The proposal for the new canal has meet two different reactions from farmers. In general those in the Delta oppose the new canal plan because they believe it will siphon health, fresh water out of the delta to Southern California. Farmers in the Central Valley favor the plan because they want more water rights, especially those that they lost to protect endangered fish. Native fish populations like the Chinook salmon and the Delta Smelt have seen significant declines in population since the major dams and canals were built in the 1960s to supply arid drought stricken Southern California. Recent projects like one in Friant Dam in Fresno, California, have aimed at restoring original flow and enticing fish populations back into their native breeding habitats. While project, which was just started recently, has yielded no results, salmon populations are expected back with in ten years, and eventually a sizable amount will inhabit the delta again, after 60 years.

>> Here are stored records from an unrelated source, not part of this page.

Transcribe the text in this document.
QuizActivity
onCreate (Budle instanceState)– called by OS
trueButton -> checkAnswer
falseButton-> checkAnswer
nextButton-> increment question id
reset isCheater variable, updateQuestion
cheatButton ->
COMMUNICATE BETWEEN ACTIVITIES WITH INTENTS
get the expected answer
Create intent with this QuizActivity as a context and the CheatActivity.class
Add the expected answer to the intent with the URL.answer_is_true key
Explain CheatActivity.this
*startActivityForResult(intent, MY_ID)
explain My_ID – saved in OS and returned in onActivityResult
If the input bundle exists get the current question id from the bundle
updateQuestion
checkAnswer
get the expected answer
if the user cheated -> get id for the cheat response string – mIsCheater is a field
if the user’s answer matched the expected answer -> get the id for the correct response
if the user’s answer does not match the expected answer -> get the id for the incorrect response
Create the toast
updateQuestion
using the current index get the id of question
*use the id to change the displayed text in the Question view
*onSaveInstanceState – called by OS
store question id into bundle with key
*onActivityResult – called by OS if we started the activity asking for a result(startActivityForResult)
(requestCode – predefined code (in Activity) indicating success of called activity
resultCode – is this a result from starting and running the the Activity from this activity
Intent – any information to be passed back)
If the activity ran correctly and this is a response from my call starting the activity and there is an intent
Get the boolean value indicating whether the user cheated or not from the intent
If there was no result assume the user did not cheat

I propose the lawmakers and individual consulting groups take a look in the plausibility of restoring all of the original Sacramento San Joaquin Delta’s ancestral river channels. This would not only promote the cultivation of native fish but also restore the watershed to its former capacity. While our fellow residents in Southern California still need drinking water to survive (and water their emerald lawns and fill their Hollywood pools) I propose a new, low impact canal be built to divert water to the southern portion of the state. However, in addition to dealing with the big picture of California’s water problem, I propose there be a water metering on private residents. Reducing water waste could be one of the simplest ways to deal with water shortages, especially with the large population in California. Not everyone needs to take a 10-minute shower everyday of water the lawns multiple times a day.